Date: 8th June 2020
There were an estimated 2.09 million cases of breast cancer worldwide in 2018, and 627,000 deaths. The most common cause of death for breast cancer patients is metastatic disease, which can affect vital organs. Now scientists have identified a gene that causes an aggressive form of breast cancer to rapidly grow and metastasise. By inhibiting the gene, TRAF3IP2, tumour formation was inhibited, preformed tumours regressed and metastasis was prevented.
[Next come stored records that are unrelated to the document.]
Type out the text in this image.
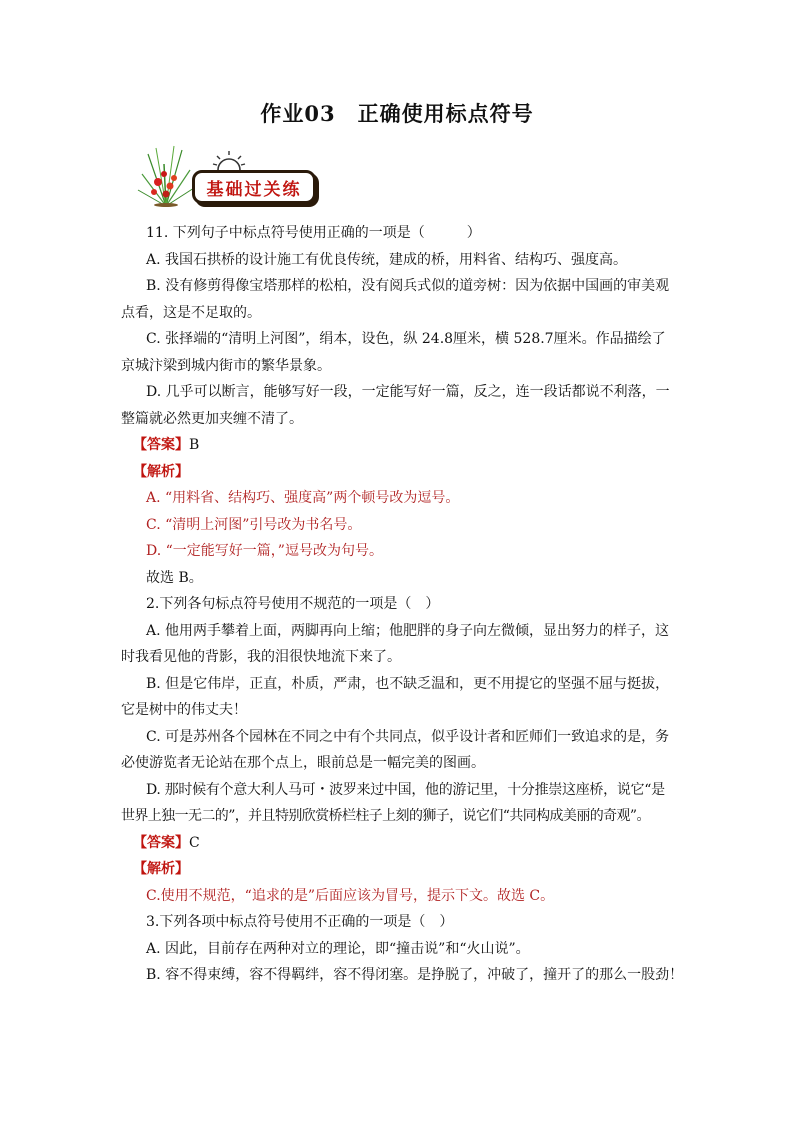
作业03　正确使用标点符号
基础过关练

11. 下列句子中标点符号使用正确的一项是（　　　）

A. 我国石拱桥的设计施工有优良传统，建成的桥，用料省、结构巧、强度高。

B. 没有修剪得像宝塔那样的松柏，没有阅兵式似的道旁树：因为依据中国画的审美观

点看，这是不足取的。

C. 张择端的“清明上河图”，绢本，设色，纵 24.8厘米，横 528.7厘米。作品描绘了

京城汴梁到城内街市的繁华景象。

D. 几乎可以断言，能够写好一段，一定能写好一篇，反之，连一段话都说不利落，一

整篇就必然更加夹缠不清了。

【答案】B

【解析】

A. “用料省、结构巧、强度高”两个顿号改为逗号。

C. “清明上河图”引号改为书名号。

D. “一定能写好一篇，”逗号改为句号。

故选 B。

2.下列各句标点符号使用不规范的一项是（　）

A. 他用两手攀着上面，两脚再向上缩；他肥胖的身子向左微倾，显出努力的样子，这

时我看见他的背影，我的泪很快地流下来了。

B. 但是它伟岸，正直，朴质，严肃，也不缺乏温和，更不用提它的坚强不屈与挺拔，

它是树中的伟丈夫！

C. 可是苏州各个园林在不同之中有个共同点，似乎设计者和匠师们一致追求的是，务

必使游览者无论站在那个点上，眼前总是一幅完美的图画。

D. 那时候有个意大利人马可・波罗来过中国，他的游记里，十分推崇这座桥，说它“是

世界上独一无二的”，并且特别欣赏桥栏柱子上刻的狮子，说它们“共同构成美丽的奇观”。

【答案】C

【解析】

C.使用不规范，“追求的是”后面应该为冒号，提示下文。故选 C。

3.下列各项中标点符号使用不正确的一项是（　）

A. 因此，目前存在两种对立的理论，即“撞击说”和“火山说”。

B. 容不得束缚，容不得羁绊，容不得闭塞。是挣脱了，冲破了，撞开了的那么一股劲！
Whilst genetic and epigenetic factors are the underlying cause of cancer, once established, the tumour microenvironment (TME) plays an important role in its growth and dissemination. The TME is composed of a cellular and acellular fraction, and signalling between the two fractions form the basis of pro-tumorigenic signalling, promoting further tumour growth and metastasis.
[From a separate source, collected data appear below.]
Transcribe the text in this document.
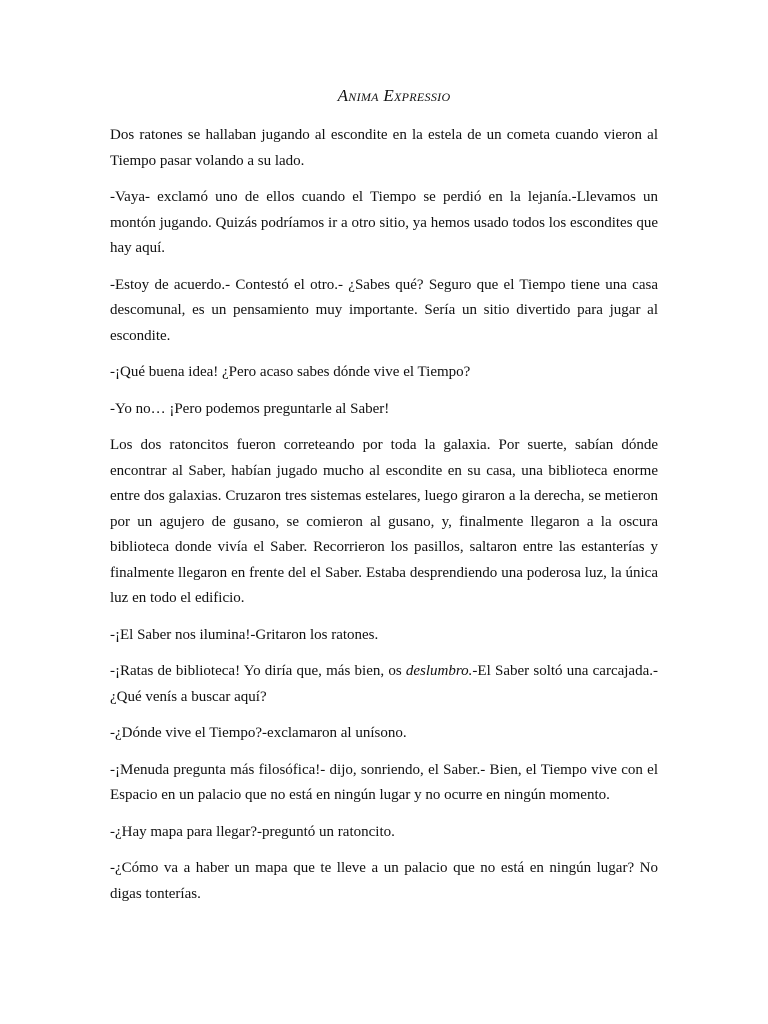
Anima Expressio

Dos ratones se hallaban jugando al escondite en la estela de un cometa cuando vieron al Tiempo pasar volando a su lado.

-Vaya- exclamó uno de ellos cuando el Tiempo se perdió en la lejanía.-Llevamos un montón jugando. Quizás podríamos ir a otro sitio, ya hemos usado todos los escondites que hay aquí.

-Estoy de acuerdo.- Contestó el otro.- ¿Sabes qué? Seguro que el Tiempo tiene una casa descomunal, es un pensamiento muy importante. Sería un sitio divertido para jugar al escondite.

-¡Qué buena idea! ¿Pero acaso sabes dónde vive el Tiempo?

-Yo no… ¡Pero podemos preguntarle al Saber!

Los dos ratoncitos fueron correteando por toda la galaxia. Por suerte, sabían dónde encontrar al Saber, habían jugado mucho al escondite en su casa, una biblioteca enorme entre dos galaxias. Cruzaron tres sistemas estelares, luego giraron a la derecha, se metieron por un agujero de gusano, se comieron al gusano, y, finalmente llegaron a la oscura biblioteca donde vivía el Saber. Recorrieron los pasillos, saltaron entre las estanterías y finalmente llegaron en frente del el Saber. Estaba desprendiendo una poderosa luz, la única luz en todo el edificio.

-¡El Saber nos ilumina!-Gritaron los ratones.

-¡Ratas de biblioteca! Yo diría que, más bien, os deslumbro.-El Saber soltó una carcajada.- ¿Qué venís a buscar aquí?

-¿Dónde vive el Tiempo?-exclamaron al unísono.

-¡Menuda pregunta más filosófica!- dijo, sonriendo, el Saber.- Bien, el Tiempo vive con el Espacio en un palacio que no está en ningún lugar y no ocurre en ningún momento.

-¿Hay mapa para llegar?-preguntó un ratoncito.

-¿Cómo va a haber un mapa que te lleve a un palacio que no está en ningún lugar? No digas tonterías.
Now a team of scientists, from the Tulane University School of Medicine, and the University of Missouri School of Medicine and Harry S. Truman Veterans Memorial Hospital, US, have been investigating the role of the TME in tumour development and progression by studying two genes, TRAF3IP2 and Rab27a. Both are expressed in the TME and play roles in the secretion of substances that can cause tumour formation.
The team wanted to focus their research on triple negative breast cancer (TNBC) by inhibiting TRAF3IP2 and Rab27a. As TNBC is considered to be the most aggressive of breast cancers, and has a poor prognosis for treatment and survival, identifying potentially novel therapeutic targets would be hugely beneficial.
Conclusions and future applications:
The team have shown here that both Rab27a and TRAF3IP2 play a causal role in breast cancer growth and metastasis. TRAF3IP2 in particular has been identified here as a potentially novel therapeutic target for breast cancer. Silencing of TRAF3IP2 in TNBC cells suppressed tumour growth as well as macro- and micro-metastasis.
The really exciting part of the work, was that treatment with lentiviral TRAF3IP2 shRNA regressed pre-formed tumours and prevented metastasis. The animal study data was so compelling that the team is now working on FDA approval to begin clinical trials.
Several of the genes altered by silencing TRAF3IP2 are individually the subject of clinical trials for other types of cancer and disease. As such, this gene may be a potential target for other cancers and diseases too. In a collaborative effort the team are now also looking into targeting TRAF3IP2 for the treatment of glioblastoma, a brain cancer with limited treatment options.
However, whilst this preliminary data looks hopeful the team do acknowledge that in the immediate future the treatments will need to be extended to other patient-derived xenotransplants as only one was used here.
With a plethora of next generation tools now becoming available to treat cancer such as living biotherapeutics and nanoparticles able to delivery CRISPR machinery to edit cancerous cells, it is likely that this new target will receive much interest. With drug and therapeutic delivery systems evolving at a staggering rate, there is increasing hope for more efficient treatment for patients with such devastating and aggressive diseases.
For more information please see the press release from Tulane University
Alt, E. U., P. M. Wörner, A. Pfnür, J. E. Ochoa, D. J. Schächtele, Z. Barabadi, L. M. Lang, S. Srivastav, M. E. Burow, B. Chandrasekar and R. Izadpanah (2020). “Targeting TRAF3IP2, Compared to Rab27, is More Effective in Suppressing the Development and Metastasis of Breast Cancer.” Scientific Reports 10(1): 8834.